Wien und Bochum, im Dezember 2019:

Es ist schon Tradition, dass vor dem Weihnachtsfest der Christen im „Weihnachtsblog“ ein Blick auf andere Religionen und Weltanschauungen erfolgt. Diesmal hat Professor Ehrenberger, Wien über seine  Erlebnisse mit der Welt der Sikhs geschrieben.

Vorab zur  Einführung:  Der Sikhismus ist eine in der 2. Hälfte des 15. Jahrhunderts von Guru Nanak Dev im Punjab in Nordindien gestiftete monotheistische Religion mit strenger Organisation. Die Religionsgemeinschaft umfasst etwa 25 – 27 Millionen Anhänger, wovon über vier Fünftel in Indien leben. Sie sind mit etwa 2%  der indischen Bevölkerung die viertgrößte Religionsgemeinschaft des Landes . In Deutschland leben über 25.000 Sikhs, in Österreich knapp 2.000 und in der Schweiz schätzt man ihre Zahl auf etwa 1.000. In Frankreich sind es  10.000, in Italien 40.000 – 70.000.  Männliche Sikhs erkennt man sofort an ihrem aufwendig gebundenem Turban  („Dastar“), und dem nicht geschnittenem Haar, das kunstvoll unter den Turban gekämmt wird. Manche Sikh-Frauen tragen, vor allem in England, ebenfalls diesen Turban.

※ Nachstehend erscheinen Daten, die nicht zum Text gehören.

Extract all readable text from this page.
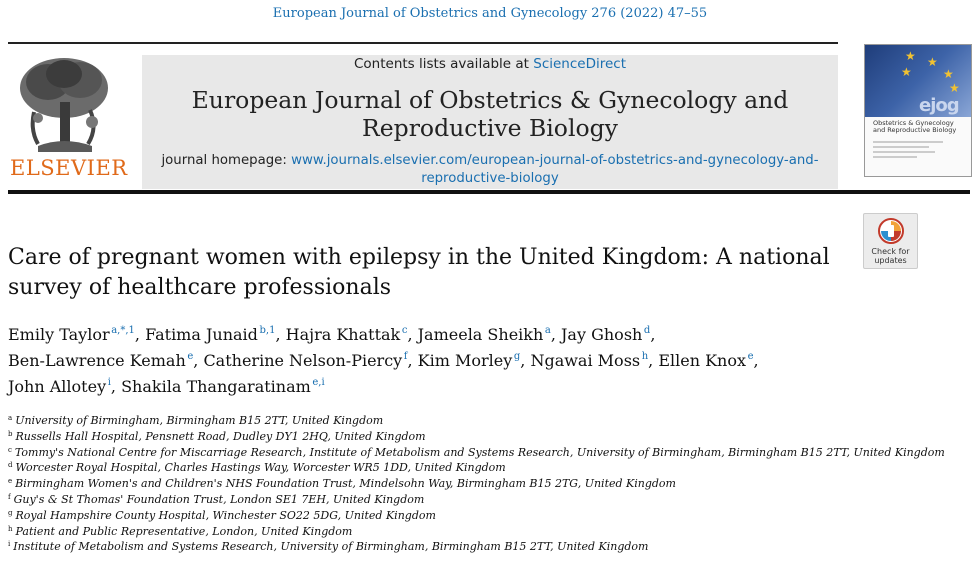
European Journal of Obstetrics and Gynecology 276 (2022) 47–55
ELSEVIER
Contents lists available at ScienceDirect
European Journal of Obstetrics & Gynecology and
Reproductive Biology
journal homepage: www.journals.elsevier.com/european-journal-of-obstetrics-and-gynecology-and-
reproductive-biology
★ ★
★
★
★
ejog
Obstetrics & Gynecology
and Reproductive Biology
Check for
updates
Care of pregnant women with epilepsy in the United Kingdom: A national
survey of healthcare professionals
Emily Taylor  $^{a,*,1}$, Fatima Junaid  $^{b,1}$, Hajra Khattak  $^c$, Jameela Sheikh  $^a$, Jay Ghosh  $^d$,
Ben-Lawrence Kemah  $^e$, Catherine Nelson-Piercy  $^f$, Kim Morley  $^g$, Ngawai Moss  $^h$, Ellen Knox  $^e$,
John Allotey  $^i$, Shakila Thangaratinam  $^{e,i}$
$^a$ University of Birmingham, Birmingham B15 2TT, United Kingdom
$^b$ Russells Hall Hospital, Pensnett Road, Dudley DY1 2HQ, United Kingdom
$^c$ Tommy's National Centre for Miscarriage Research, Institute of Metabolism and Systems Research, University of Birmingham, Birmingham B15 2TT, United Kingdom
$^d$ Worcester Royal Hospital, Charles Hastings Way, Worcester WR5 1DD, United Kingdom
$^e$ Birmingham Women's and Children's NHS Foundation Trust, Mindelsohn Way, Birmingham B15 2TG, United Kingdom
$^f$ Guy's & St Thomas' Foundation Trust, London SE1 7EH, United Kingdom
$^g$ Royal Hampshire County Hospital, Winchester SO22 5DG, United Kingdom
$^h$ Patient and Public Representative, London, United Kingdom
$^i$ Institute of Metabolism and Systems Research, University of Birmingham, Birmingham B15 2TT, United Kingdom
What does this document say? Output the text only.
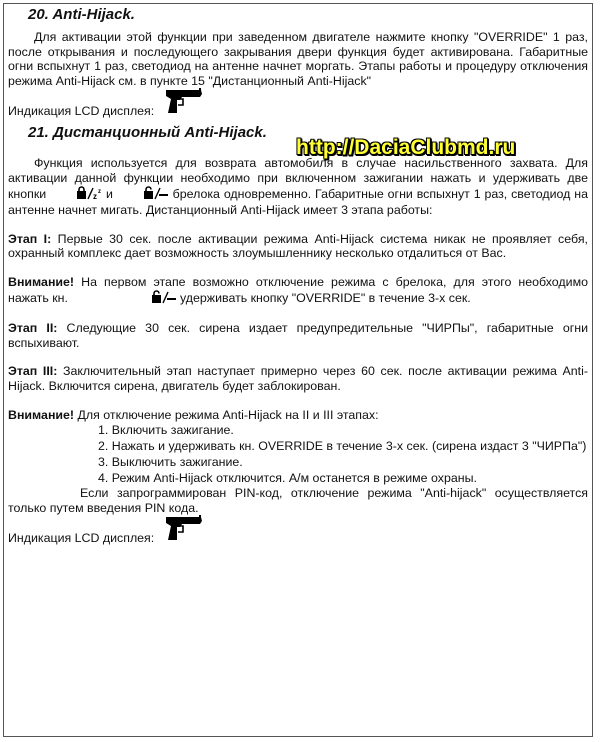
http://DaciaClubmd.ru
20. Anti-Hijack.

Для активации этой функции при заведенном двигателе нажмите кнопку "OVERRIDE" 1 раз, после открывания и последующего закрывания двери функция будет активирована. Габаритные огни вспыхнут 1 раз, светодиод на антенне начнет моргать. Этапы работы и процедуру отключения режима Anti-Hijack см. в пункте 15 "Дистанционный Anti-Hijack"

Индикация LCD дисплея:
21. Дистанционный Anti-Hijack.

Функция используется для возврата автомобиля в случае насильственного захвата. Для активации данной функции необходимо при включенном зажигании нажать и удерживать две кнопки	z z и	брелока одновременно. Габаритные огни вспыхнут 1 раз, светодиод на антенне начнет мигать. Дистанционный Anti-Hijack имеет 3 этапа работы:

Этап I: Первые 30 сек. после активации режима Anti-Hijack система никак не проявляет себя, охранный комплекс дает возможность злоумышленнику несколько отдалиться от Вас.

Внимание! На первом этапе возможно отключение режима с брелока, для этого необходимо нажать кн.	удерживать кнопку "OVERRIDE" в течение 3-х сек.

Этап II: Следующие 30 сек. сирена издает предупредительные "ЧИРПы", габаритные огни вспыхивают.

Этап III: Заключительный этап наступает примерно через 60 сек. после активации режима Anti-Hijack. Включится сирена, двигатель будет заблокирован.

Внимание! Для отключение режима Anti-Hijack на II и III этапах:

1. Включить зажигание.
2. Нажать и удерживать кн. OVERRIDE в течение 3-х сек. (сирена издаст 3 "ЧИРПа")
3. Выключить зажигание.
4. Режим Anti-Hijack отключится. А/м останется в режиме охраны.

Если запрограммирован PIN-код, отключение режима "Anti-hijack" осуществляется только путем введения PIN кода.

Индикация LCD дисплея:
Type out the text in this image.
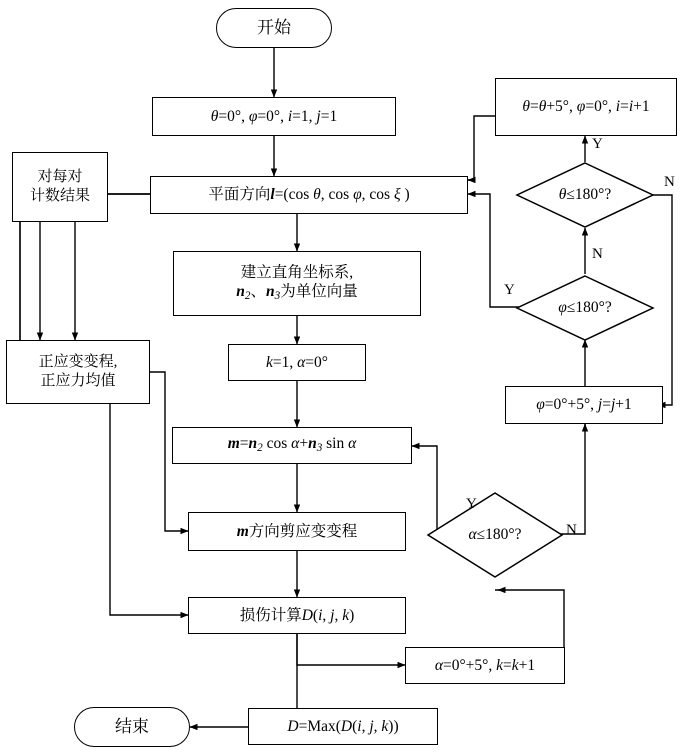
开始
θ=0°, φ=0°, i=1, j=1
平面方向l=(cos θ, cos φ, cos ξ )
建立直角坐标系,
$n_2$、$n_3$为单位向量
k=1, α=0°
$m=n_2$ $\cos \alpha+n_3$ sin α
m方向剪应变变程
损伤计算D(i, j, k)
α=0°+5°, k=k+1
φ=0°+5°, j=j+1
θ=θ+5°, φ=0°, i=i+1
对每对
计数结果
正应变变程,
正应力均值
D=Max(D(i, j, k))
结束
α ≤180°?
φ ≤180°?
θ ≤180°?
Y
N
Y
N
Y
N
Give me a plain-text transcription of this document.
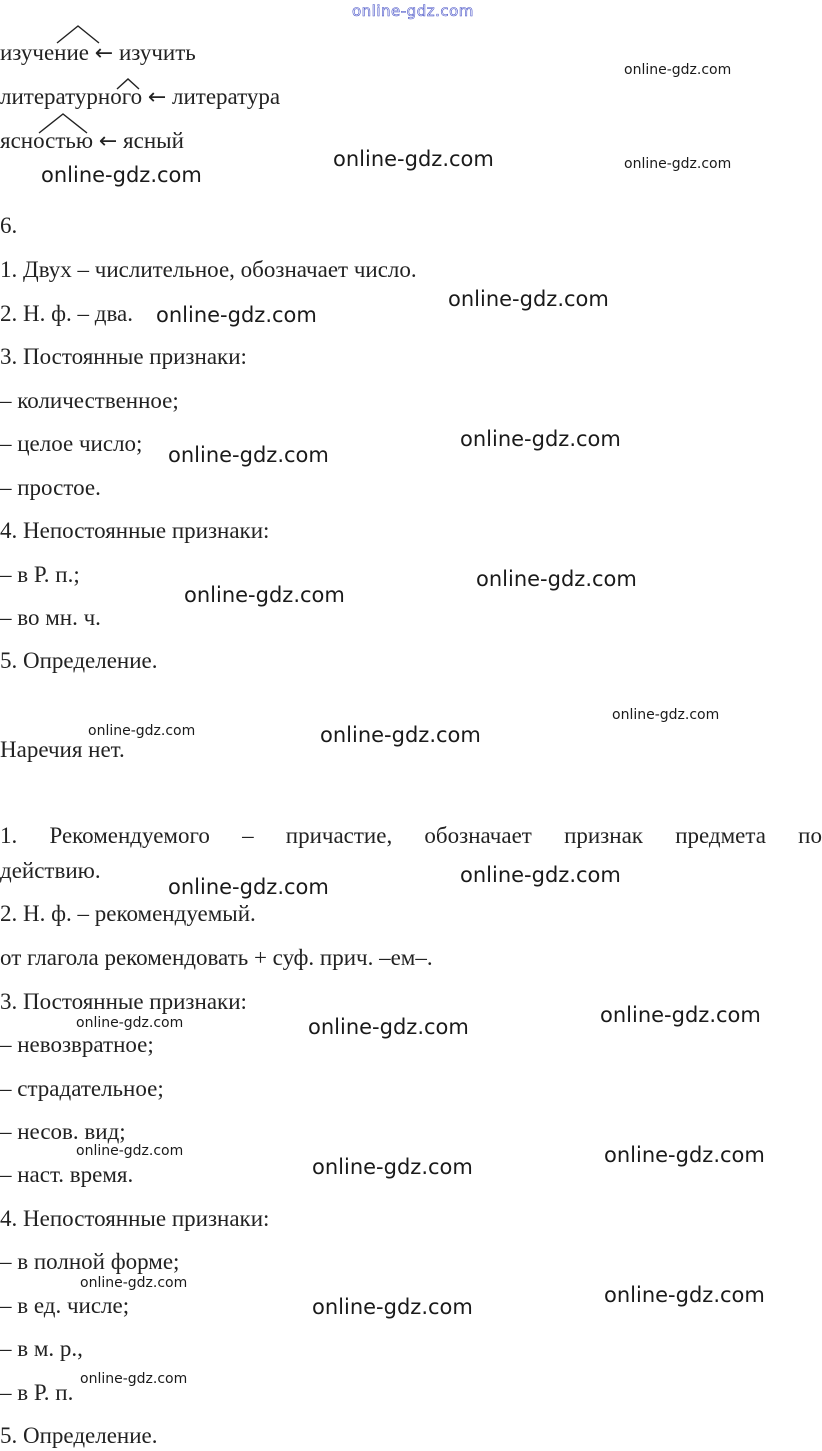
online-gdz.com
изучение ← изучить
литературного ← литература
ясностью ← ясный
6.
1. Двух – числительное, обозначает число.
2. Н. ф. – два.
3. Постоянные признаки:
– количественное;
– целое число;
– простое.
4. Непостоянные признаки:
– в Р. п.;
– во мн. ч.
5. Определение.
Наречия нет.
1. Рекомендуемого – причастие, обозначает признак предмета по
действию.
2. Н. ф. – рекомендуемый.
от глагола рекомендовать + суф. прич. –ем–.
3. Постоянные признаки:
– невозвратное;
– страдательное;
– несов. вид;
– наст. время.
4. Непостоянные признаки:
– в полной форме;
– в ед. числе;
– в м. р.,
– в Р. п.
5. Определение.
online-gdz.com
online-gdz.com	online-gdz.com
online-gdz.com
online-gdz.com
online-gdz.com
online-gdz.com
online-gdz.com
online-gdz.com
online-gdz.com
online-gdz.com
online-gdz.com	online-gdz.com
online-gdz.com
online-gdz.com
online-gdz.com
online-gdz.com	online-gdz.com
online-gdz.com	online-gdz.com
online-gdz.com
online-gdz.com	online-gdz.com
online-gdz.com
online-gdz.com
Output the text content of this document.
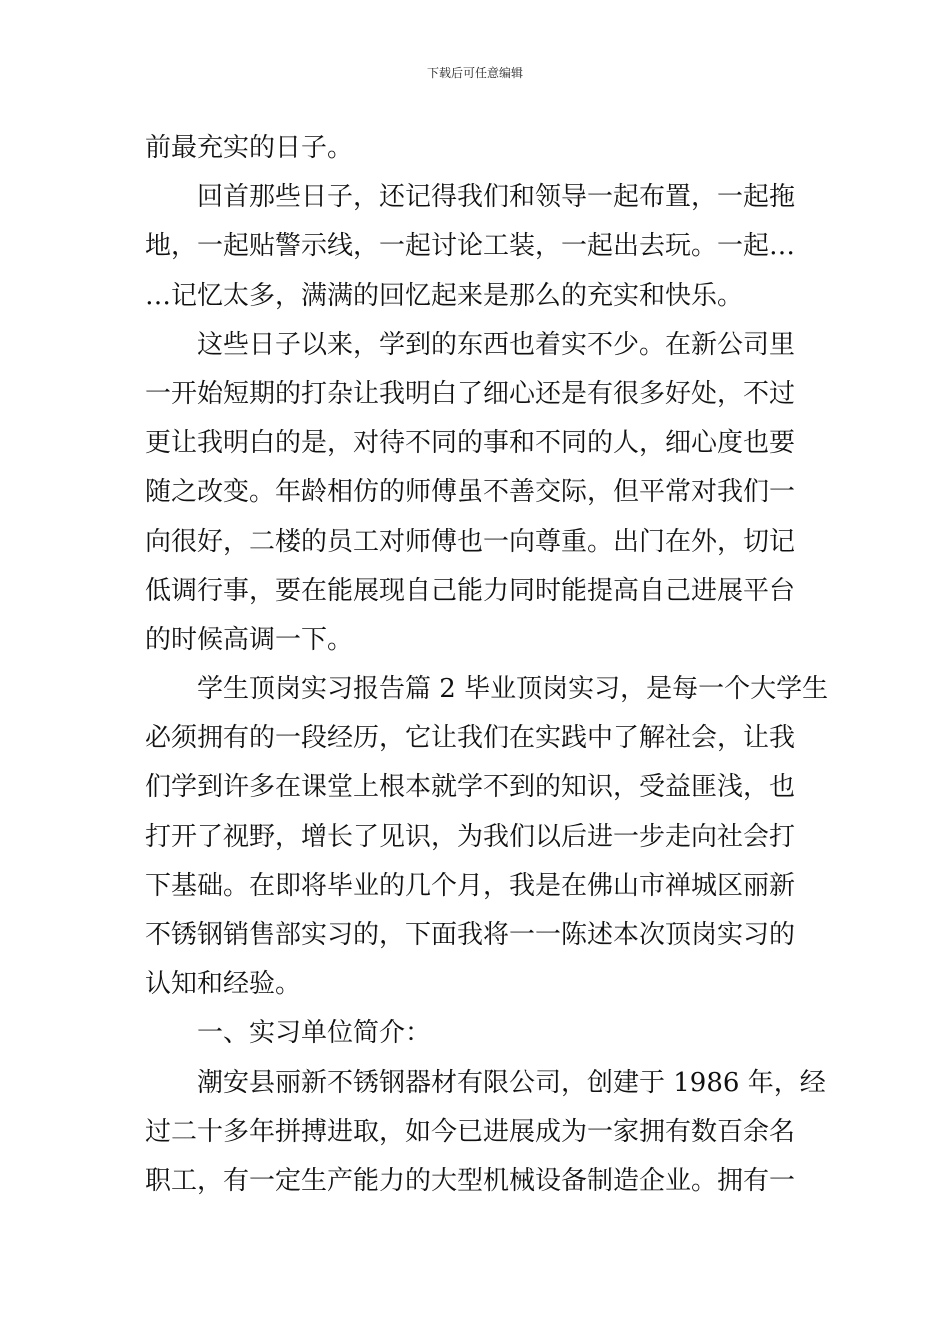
下载后可任意编辑
前最充实的日子。
回首那些日子，还记得我们和领导一起布置，一起拖
地，一起贴警示线，一起讨论工装，一起出去玩。一起…
…记忆太多，满满的回忆起来是那么的充实和快乐。
这些日子以来，学到的东西也着实不少。在新公司里
一开始短期的打杂让我明白了细心还是有很多好处，不过
更让我明白的是，对待不同的事和不同的人，细心度也要
随之改变。年龄相仿的师傅虽不善交际，但平常对我们一
向很好，二楼的员工对师傅也一向尊重。出门在外，切记
低调行事，要在能展现自己能力同时能提高自己进展平台
的时候高调一下。
学生顶岗实习报告篇 2 毕业顶岗实习，是每一个大学生
必须拥有的一段经历，它让我们在实践中了解社会，让我
们学到许多在课堂上根本就学不到的知识，受益匪浅，也
打开了视野，增长了见识，为我们以后进一步走向社会打
下基础。在即将毕业的几个月，我是在佛山市禅城区丽新
不锈钢销售部实习的，下面我将一一陈述本次顶岗实习的
认知和经验。
一、实习单位简介：
潮安县丽新不锈钢器材有限公司，创建于 1986 年，经
过二十多年拼搏进取，如今已进展成为一家拥有数百余名
职工，有一定生产能力的大型机械设备制造企业。拥有一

Verehrt wird ein gestaltloser Schöpfergott, der weder männlich noch weiblich ist. Das Kastenwesen wird offiziell abgelehnt. Es existieren genaue Vorschriften etwa für die Kleidung, die Namensgebung und für das öffentliche Auftreten. Ziel ist nicht das Einhalten von religiösen Dogmen, sondern religiöse Weisheit  zu praktizieren und für den Alltag nutzbar zu machen.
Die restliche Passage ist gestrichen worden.